Updated

Police closed several streets in midtown Manhattan (search) and banned trucks from bridges and tunnels leading to the city's financial district Monday following a government warning that terrorists were planning to strike the city.

Despite the warning's unusual specificity, Mayor Michael Bloomberg (search) urged residents to go about their normal business, much as he has done during prior terror warnings.

"Let me assure all of New York one thing," he said at a press conference Sunday. "We are deploying the full array of protection. We will spare no expense.

"Get up tomorrow, go to work and enjoy the freedom terrorists find so threatening."

The terror warning described possible terrorist attacks against financial institutions in New York City, Washington, D.C., and Newark, N.J., saying a confluence of intelligence over the weekend pointed to a car or truck bomb.

The government named the Citigroup buildings and the New York Stock Exchange in New York, the International Monetary Fund and the World Bank buildings in Washington and the Prudential building in Newark as targets.

Beginning Sunday night, police rerouted all Manhattan-bound trucks from the Williamsburg Bridge to the Manhattan Bridge in an effort to streamline random vehicle searches.

Trucks and vans were also forbidden to enter the city through the Brooklyn Battery Tunnel and the Holland Tunnel (search), which lead to lower Manhattan from Brooklyn and New Jersey, respectively. Trucks were instead diverted to the Lincoln Tunnel (search) and the George Washington Bridge (search) in upper Manhattan, police said.

Police also said they would close streets surrounding Grand Central Station, including Vanderbilt Avenue between 42nd and 45th streets and 43rd and 44th streets between Madison and Vanderbilt avenues.

On Sunday, the 59-story Citigroup Center, which has shops on street level and offices above, closed several internal entrances, allowing only workers to enter, and made the shops accessible only from the streets.

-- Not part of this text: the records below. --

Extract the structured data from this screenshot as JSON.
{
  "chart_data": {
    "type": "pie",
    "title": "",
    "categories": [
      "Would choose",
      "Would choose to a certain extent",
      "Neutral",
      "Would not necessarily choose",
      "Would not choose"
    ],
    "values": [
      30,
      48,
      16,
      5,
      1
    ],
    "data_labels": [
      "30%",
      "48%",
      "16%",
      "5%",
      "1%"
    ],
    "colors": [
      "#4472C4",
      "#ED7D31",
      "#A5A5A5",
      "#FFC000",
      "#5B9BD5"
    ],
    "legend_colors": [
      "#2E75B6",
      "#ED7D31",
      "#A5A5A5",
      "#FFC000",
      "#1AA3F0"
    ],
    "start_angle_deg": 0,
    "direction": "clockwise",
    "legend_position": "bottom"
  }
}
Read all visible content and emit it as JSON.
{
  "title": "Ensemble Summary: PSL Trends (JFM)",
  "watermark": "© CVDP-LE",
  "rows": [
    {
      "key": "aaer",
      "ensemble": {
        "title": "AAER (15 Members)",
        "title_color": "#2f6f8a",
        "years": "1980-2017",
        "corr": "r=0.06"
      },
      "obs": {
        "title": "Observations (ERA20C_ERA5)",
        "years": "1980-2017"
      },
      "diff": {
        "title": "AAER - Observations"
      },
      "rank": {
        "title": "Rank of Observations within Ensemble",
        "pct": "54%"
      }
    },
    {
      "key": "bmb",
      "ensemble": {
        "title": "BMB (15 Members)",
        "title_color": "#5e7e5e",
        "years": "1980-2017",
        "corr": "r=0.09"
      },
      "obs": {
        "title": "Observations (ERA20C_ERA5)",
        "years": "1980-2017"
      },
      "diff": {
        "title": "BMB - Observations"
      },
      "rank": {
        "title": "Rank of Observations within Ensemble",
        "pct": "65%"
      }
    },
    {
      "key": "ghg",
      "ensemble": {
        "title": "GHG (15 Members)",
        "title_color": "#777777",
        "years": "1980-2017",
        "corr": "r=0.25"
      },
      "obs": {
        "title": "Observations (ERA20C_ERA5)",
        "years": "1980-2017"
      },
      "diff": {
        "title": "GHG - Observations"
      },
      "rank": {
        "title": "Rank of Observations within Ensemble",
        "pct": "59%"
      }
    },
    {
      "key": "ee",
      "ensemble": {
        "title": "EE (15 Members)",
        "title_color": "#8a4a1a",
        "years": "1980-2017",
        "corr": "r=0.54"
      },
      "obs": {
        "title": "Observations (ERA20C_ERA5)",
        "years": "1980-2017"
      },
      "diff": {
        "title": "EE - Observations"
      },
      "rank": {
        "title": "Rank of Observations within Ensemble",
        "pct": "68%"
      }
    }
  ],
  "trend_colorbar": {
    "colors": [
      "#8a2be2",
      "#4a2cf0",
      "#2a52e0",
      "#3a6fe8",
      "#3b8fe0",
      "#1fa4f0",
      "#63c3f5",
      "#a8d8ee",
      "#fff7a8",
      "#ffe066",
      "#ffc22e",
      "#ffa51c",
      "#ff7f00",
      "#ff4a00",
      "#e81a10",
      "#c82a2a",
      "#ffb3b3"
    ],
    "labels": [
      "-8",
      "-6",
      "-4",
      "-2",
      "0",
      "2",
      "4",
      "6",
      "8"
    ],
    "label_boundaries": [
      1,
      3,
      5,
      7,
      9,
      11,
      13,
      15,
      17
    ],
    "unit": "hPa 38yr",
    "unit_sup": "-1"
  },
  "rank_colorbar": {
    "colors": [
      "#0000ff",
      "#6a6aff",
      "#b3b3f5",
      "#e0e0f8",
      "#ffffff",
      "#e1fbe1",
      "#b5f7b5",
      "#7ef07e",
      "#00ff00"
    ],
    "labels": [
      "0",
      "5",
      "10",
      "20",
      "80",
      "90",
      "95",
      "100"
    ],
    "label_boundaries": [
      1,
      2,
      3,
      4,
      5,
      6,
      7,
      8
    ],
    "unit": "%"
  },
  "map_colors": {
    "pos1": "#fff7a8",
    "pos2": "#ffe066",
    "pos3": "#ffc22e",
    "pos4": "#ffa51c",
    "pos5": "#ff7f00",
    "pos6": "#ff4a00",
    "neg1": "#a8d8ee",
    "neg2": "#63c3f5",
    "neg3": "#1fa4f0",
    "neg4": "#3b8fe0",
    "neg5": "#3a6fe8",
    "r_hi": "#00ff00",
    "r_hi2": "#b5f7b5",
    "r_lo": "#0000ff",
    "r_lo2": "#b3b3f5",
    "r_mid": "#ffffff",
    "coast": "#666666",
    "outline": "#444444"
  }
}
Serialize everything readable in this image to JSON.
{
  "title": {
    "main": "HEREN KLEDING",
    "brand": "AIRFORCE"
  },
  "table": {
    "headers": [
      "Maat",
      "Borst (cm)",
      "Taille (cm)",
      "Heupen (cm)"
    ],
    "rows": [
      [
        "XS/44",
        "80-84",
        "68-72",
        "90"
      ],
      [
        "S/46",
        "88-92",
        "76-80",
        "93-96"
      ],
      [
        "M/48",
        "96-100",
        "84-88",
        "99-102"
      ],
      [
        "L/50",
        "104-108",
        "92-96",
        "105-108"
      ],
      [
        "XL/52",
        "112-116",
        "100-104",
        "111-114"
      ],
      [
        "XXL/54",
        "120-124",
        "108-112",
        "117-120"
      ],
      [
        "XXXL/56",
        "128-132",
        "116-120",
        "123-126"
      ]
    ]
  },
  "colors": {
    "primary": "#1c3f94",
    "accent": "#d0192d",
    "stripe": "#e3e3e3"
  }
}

A Citigroup official at the building, the third largest in midtown, refused to discuss security there. A company e-mail to employees said they should expect to see tighter security at all its New York buildings.

Streets around the stock exchange, which has been barricaded since Sept. 11, were lightly trafficked except for police and tourists, typical for a Sunday.

"I just pray it (an attack) doesn't happen," Mary Jane Fereza, who was visiting from West Palm Beach, Fla., said from the World Trade Center site, a few blocks away.

Police Commissioner Raymond Kelly said police were advising businesses to safeguard their heating, ventilation and air conditioning systems.

On Sunday night he accompanied police officials from the counterterrorism bureau and the intelligence division to brief the security directors of 13 major financial institutions: Morgan Stanley, Nasdaq, American Stock Exchange, Lehman Bros., Goldman Sachs, Federal Reserve Bank, Bear Stearns, Wachovia, AIG, Citigroup, MetLife, JP Morgan Chase and the New York Stock Exchange. They discussed the recent intelligence reporting about targets in New York and reviewed security measures, a police spokesman said.

In Washington, Department of Homeland Security Secretary Tom Ridge said it would be up to New York officials to decide whether to move to the highest level of security, red. The city has remained a step below, on orange, since the color system was implemented after the attacks of Sept. 11, 2001.

Bloomberg and Kelly said they would not consider placing the city at red alert because the recent intelligence did not indicate when the terrorists might try to attack.